Die Kraft des Internets liegt sicher im Vernetzen und im Verbindungen Schaffen, aber nicht so sehr im Inhalt, der ist meistens schwach…

Es wäre auch interessant, um meine versteckte Ausstellung weiter zu führen, sich in eine Webseite zu hacken und dort Botschaften zu verstecken, im Gesundheitsministerium, z. B., zwischen Statistiken usw. Aber dafür reichen meine technischen Kenntnisse nicht aus.
Aber ich glaube, es ist etwas Anderes, wenn man etwas Physisches vor sich hat, wenn man ein Buch in der Hand hält. Mit dem Buch passiert etwas, im Internet hätten die Bilder einen viel kleineren Effekt, alles ist so flüchtig, und zu einem Einzigen verschmolzen, das Andere, Andersartige sticht dort nicht heraus. In einem Buch erkennst du sofort die Individualität des Werkes, in einem realen Kontext hat es einen Sinn.

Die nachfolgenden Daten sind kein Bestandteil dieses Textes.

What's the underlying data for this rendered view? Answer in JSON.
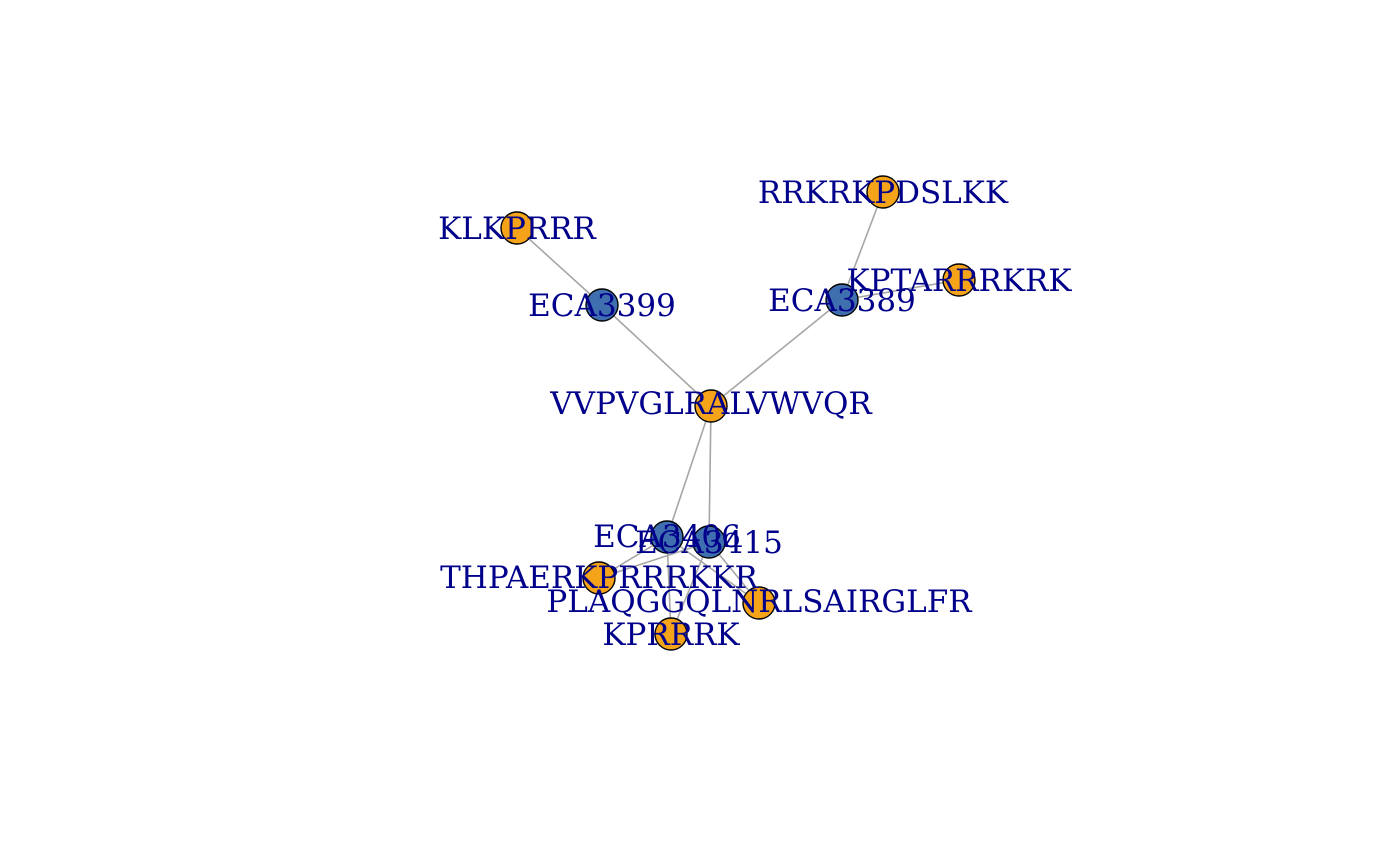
{
  "colors": {
    "peptide_node": "#f5a319",
    "protein_node": "#3f6faf",
    "label_text": "#00008b",
    "edge": "#a6a6a6"
  },
  "nodes": [
    {
      "id": "VVPVGLRALVWVQR",
      "label": "VVPVGLRALVWVQR",
      "kind": "peptide"
    },
    {
      "id": "ECA3399",
      "label": "ECA3399",
      "kind": "protein"
    },
    {
      "id": "ECA3389",
      "label": "ECA3389",
      "kind": "protein"
    },
    {
      "id": "KLKPRRR",
      "label": "KLKPRRR",
      "kind": "peptide"
    },
    {
      "id": "RRKRKPDSLKK",
      "label": "RRKRKPDSLKK",
      "kind": "peptide"
    },
    {
      "id": "KPTARRRKRK",
      "label": "KPTARRRKRK",
      "kind": "peptide"
    },
    {
      "id": "ECA3406",
      "label": "ECA3406",
      "kind": "protein"
    },
    {
      "id": "ECA3415",
      "label": "ECA3415",
      "kind": "protein"
    },
    {
      "id": "THPAERKPRRRKKR",
      "label": "THPAERKPRRRKKR",
      "kind": "peptide"
    },
    {
      "id": "PLAQGGQLNRLSAIRGLFR",
      "label": "PLAQGGQLNRLSAIRGLFR",
      "kind": "peptide"
    },
    {
      "id": "KPRRRK",
      "label": "KPRRRK",
      "kind": "peptide"
    }
  ],
  "edges": [
    [
      "KLKPRRR",
      "ECA3399"
    ],
    [
      "ECA3399",
      "VVPVGLRALVWVQR"
    ],
    [
      "RRKRKPDSLKK",
      "ECA3389"
    ],
    [
      "ECA3389",
      "KPTARRRKRK"
    ],
    [
      "ECA3389",
      "VVPVGLRALVWVQR"
    ],
    [
      "VVPVGLRALVWVQR",
      "ECA3406"
    ],
    [
      "VVPVGLRALVWVQR",
      "ECA3415"
    ],
    [
      "ECA3406",
      "THPAERKPRRRKKR"
    ],
    [
      "ECA3406",
      "PLAQGGQLNRLSAIRGLFR"
    ],
    [
      "ECA3406",
      "KPRRRK"
    ],
    [
      "ECA3415",
      "THPAERKPRRRKKR"
    ],
    [
      "ECA3415",
      "PLAQGGQLNRLSAIRGLFR"
    ],
    [
      "ECA3415",
      "KPRRRK"
    ]
  ]
}
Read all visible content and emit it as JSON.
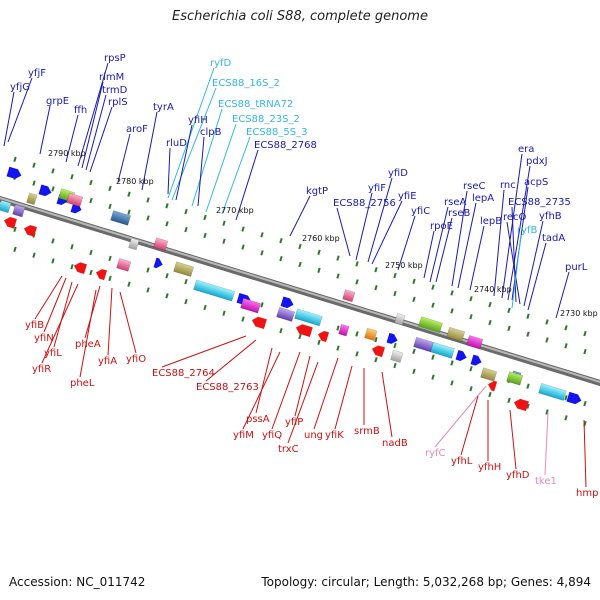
{
  "title": "Escherichia coli S88, complete genome",
  "accession_text": "Accession: NC_011742",
  "stats_text": "Topology: circular; Length: 5,032,268 bp; Genes: 4,894",
  "colors": {
    "plus_label": "#1a1ab0",
    "minus_label": "#cc1111",
    "rna_label": "#33b8dd",
    "pseudo_label": "#e88ab8",
    "backbone": "#777777",
    "tick": "#2a7a2a",
    "arrow_blue": "#1414ee",
    "arrow_red": "#ee1414"
  },
  "kbp_labels": [
    "2790 kbp",
    "2780 kbp",
    "2770 kbp",
    "2760 kbp",
    "2750 kbp",
    "2740 kbp",
    "2730 kbp"
  ],
  "top_labels": [
    {
      "text": "yfjF",
      "color": "plus"
    },
    {
      "text": "yfjG",
      "color": "plus"
    },
    {
      "text": "grpE",
      "color": "plus"
    },
    {
      "text": "ffh",
      "color": "plus"
    },
    {
      "text": "rpsP",
      "color": "plus"
    },
    {
      "text": "rimM",
      "color": "plus"
    },
    {
      "text": "trmD",
      "color": "plus"
    },
    {
      "text": "rplS",
      "color": "plus"
    },
    {
      "text": "aroF",
      "color": "plus"
    },
    {
      "text": "tyrA",
      "color": "plus"
    },
    {
      "text": "rluD",
      "color": "plus"
    },
    {
      "text": "ryfD",
      "color": "rna"
    },
    {
      "text": "ECS88_16S_2",
      "color": "rna"
    },
    {
      "text": "yfiH",
      "color": "plus"
    },
    {
      "text": "ECS88_tRNA72",
      "color": "rna"
    },
    {
      "text": "clpB",
      "color": "plus"
    },
    {
      "text": "ECS88_23S_2",
      "color": "rna"
    },
    {
      "text": "ECS88_5S_3",
      "color": "rna"
    },
    {
      "text": "ECS88_2768",
      "color": "plus"
    },
    {
      "text": "kgtP",
      "color": "plus"
    },
    {
      "text": "ECS88_2756",
      "color": "plus"
    },
    {
      "text": "yfiF",
      "color": "plus"
    },
    {
      "text": "yfiD",
      "color": "plus"
    },
    {
      "text": "yfiE",
      "color": "plus"
    },
    {
      "text": "yfiC",
      "color": "plus"
    },
    {
      "text": "rpoE",
      "color": "plus"
    },
    {
      "text": "rseA",
      "color": "plus"
    },
    {
      "text": "rseB",
      "color": "plus"
    },
    {
      "text": "rseC",
      "color": "plus"
    },
    {
      "text": "lepA",
      "color": "plus"
    },
    {
      "text": "lepB",
      "color": "plus"
    },
    {
      "text": "rnc",
      "color": "plus"
    },
    {
      "text": "era",
      "color": "plus"
    },
    {
      "text": "pdxJ",
      "color": "plus"
    },
    {
      "text": "acpS",
      "color": "plus"
    },
    {
      "text": "ECS88_2735",
      "color": "plus"
    },
    {
      "text": "recO",
      "color": "plus"
    },
    {
      "text": "ryfB",
      "color": "rna"
    },
    {
      "text": "yfhB",
      "color": "plus"
    },
    {
      "text": "tadA",
      "color": "plus"
    },
    {
      "text": "purL",
      "color": "plus"
    }
  ],
  "bottom_labels": [
    {
      "text": "yfiB",
      "color": "minus"
    },
    {
      "text": "yfiN",
      "color": "minus"
    },
    {
      "text": "yfiL",
      "color": "minus"
    },
    {
      "text": "yfiR",
      "color": "minus"
    },
    {
      "text": "pheA",
      "color": "minus"
    },
    {
      "text": "pheL",
      "color": "minus"
    },
    {
      "text": "yfiA",
      "color": "minus"
    },
    {
      "text": "yfiO",
      "color": "minus"
    },
    {
      "text": "ECS88_2764",
      "color": "minus"
    },
    {
      "text": "ECS88_2763",
      "color": "minus"
    },
    {
      "text": "pssA",
      "color": "minus"
    },
    {
      "text": "yfiM",
      "color": "minus"
    },
    {
      "text": "yfiQ",
      "color": "minus"
    },
    {
      "text": "yfiP",
      "color": "minus"
    },
    {
      "text": "trxC",
      "color": "minus"
    },
    {
      "text": "ung",
      "color": "minus"
    },
    {
      "text": "yfiK",
      "color": "minus"
    },
    {
      "text": "srmB",
      "color": "minus"
    },
    {
      "text": "nadB",
      "color": "minus"
    },
    {
      "text": "ryfC",
      "color": "pseudo"
    },
    {
      "text": "yfhL",
      "color": "minus"
    },
    {
      "text": "yfhH",
      "color": "minus"
    },
    {
      "text": "yfhD",
      "color": "minus"
    },
    {
      "text": "tke1",
      "color": "pseudo"
    },
    {
      "text": "hmp",
      "color": "minus"
    }
  ]
}
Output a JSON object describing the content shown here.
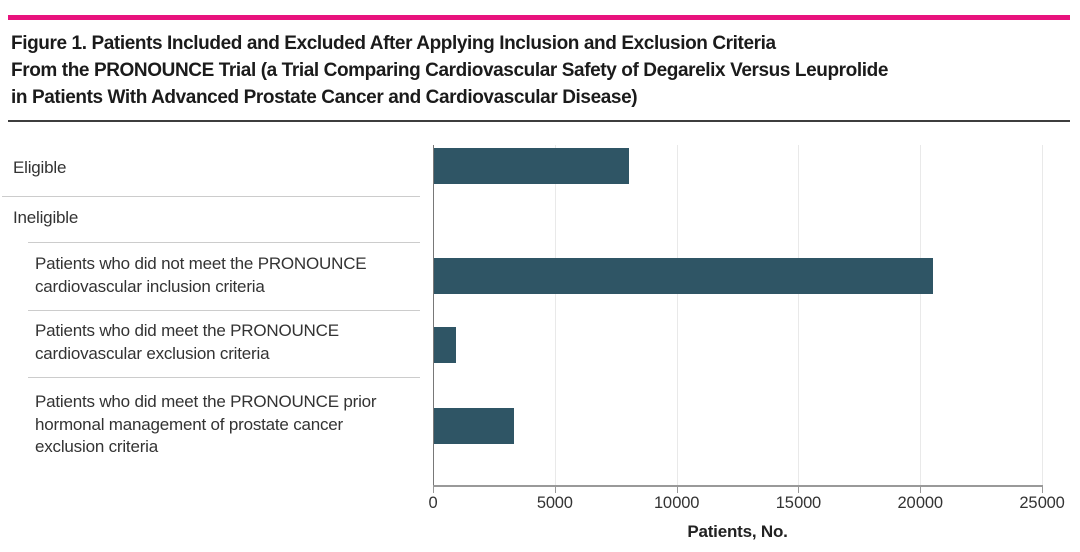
{
  "figure": {
    "accent_color": "#E8137D",
    "title_lines": [
      "Figure 1. Patients Included and Excluded After Applying Inclusion and Exclusion Criteria",
      "From the PRONOUNCE Trial (a Trial Comparing Cardiovascular Safety of Degarelix Versus Leuprolide",
      "in Patients With Advanced Prostate Cancer and Cardiovascular Disease)"
    ]
  },
  "chart_data": {
    "type": "bar",
    "orientation": "horizontal",
    "title": "Patients Included and Excluded After Applying Inclusion and Exclusion Criteria From the PRONOUNCE Trial",
    "xlabel": "Patients, No.",
    "ylabel": "",
    "xlim": [
      0,
      25000
    ],
    "xticks": [
      0,
      5000,
      10000,
      15000,
      20000,
      25000
    ],
    "xtick_labels": [
      "0",
      "5000",
      "10 000",
      "15 000",
      "20 000",
      "25 000"
    ],
    "grid": "vertical",
    "legend": "none",
    "bar_color": "#2F5565",
    "rows": [
      {
        "label": "Eligible",
        "indent": 0,
        "value": 8000
      },
      {
        "label": "Ineligible",
        "indent": 0,
        "value": null
      },
      {
        "label": "Patients who did not meet the PRONOUNCE cardiovascular inclusion criteria",
        "indent": 1,
        "value": 20500
      },
      {
        "label": "Patients who did meet the PRONOUNCE cardiovascular exclusion criteria",
        "indent": 1,
        "value": 900
      },
      {
        "label": "Patients who did meet the PRONOUNCE prior hormonal management of prostate cancer exclusion criteria",
        "indent": 1,
        "value": 3300
      }
    ]
  }
}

Hat dich eigentlich jemand beobachtet oder bist du jemandem aufgefallen, während du die Bilder in den Büchern der Bibliothek der Universität versteckt hast?

Ich war recht diskret, ein paar lernende Studenten, haben mich beobachtet, niemand hat mich gesehen und niemand hat mich aufgehalten.

So, vielleicht zum Abschluss noch eine Frage: Woran arbeitest du gerade und was sind deine Zukünftigen Projekte?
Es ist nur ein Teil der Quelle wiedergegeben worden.